2547 ve 2914 sayılı Kanunlara tabi öğretim elemanlarının Kanunda tanımlanmış olan vazifeleri ile 657 sayılı Kanuna tabi memurların yürüttükleri kamu hizmetinin farklı niteliklerde olduğu açıktır.

Yasa koyucunun bu farklılığı gözetmek suretiyle, 2547 sayılı Maddede öğretim elemanları açısından misyona devamsızlık hali için bir idari tasarruf öngörmeyerek disiplin cezasına tabi kıldığı sonucuna ulaşılmaktadır.
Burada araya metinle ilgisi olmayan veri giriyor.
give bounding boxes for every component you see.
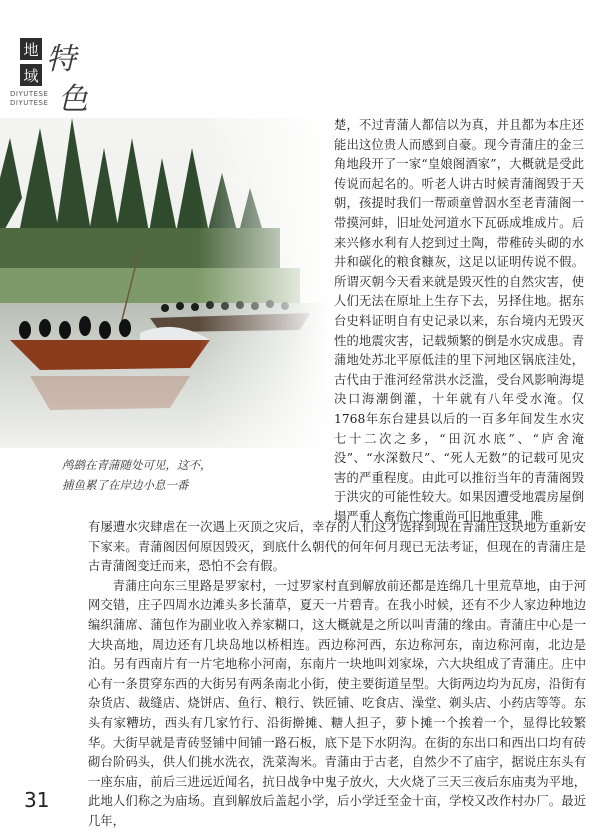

Kaldı ki, disiplin cezası formunda tesis edilecek bir süreç ile idari bir tasarruf niteliği taşıyan sürecin oluşturulma süreci ve ilgili açısından yaratacağı tüzel sonuçlar birbirinden farklılık taşımaktadır.

Bu açıklamalar ışığında, 2547 sayılı Yasaya tabi öğretim üyesi olarak vazife yapan davacı hakkında durumun süreç tarihinde yürürlükte bulunan 2547 sayılı Kanunun disiplin kararları uyarınca yapılacak bir soruşturma ile tespit edilerek, bunun sonucuna nazaran süreç tesis edilmesi gerekmekte iken, vazifesinden çekilmiş sayılması istikametinde 657 sayılı Kanunun 94. hususu uyarınca tesis edilen dava konusu süreçte hukuka uyarlık bulunmadığı sonucuna varılmıştır.

Bu durumda, İstinaf Mahkemesi’nce verilen ve karar fıkrası itibariyle hukuka uygun bulunan kararın üstte aktarılan münasebet ile onanması gerekmektedir.

KARAR SONUCU:

Açıklanan nedenlerle,

1. Temyiz isteminin reddine,

2. . Bölge Yönetim Mahkemesi … İdari Dava Dairesinin . tarih ve E:., K:. sayılı kararının üstte aktarılan MÜNASEBETLE ONANMASINA,

3. Temyiz masraflarının istemde bulunan üzerinde bırakılmasına, posta masrafı avansından artan meblağın Mahkeme tarafından iadesine,

4. Kesin olarak, 27/09/2022 tarihinde oybirliği ile karar verildi.

Kaynak: Memurlar

ZİYARETÇİ YORUMLARI

Henüz yorum yapılmamış. İlk yorumu aşağıdaki form aracılığıyla siz yapabilirsiniz.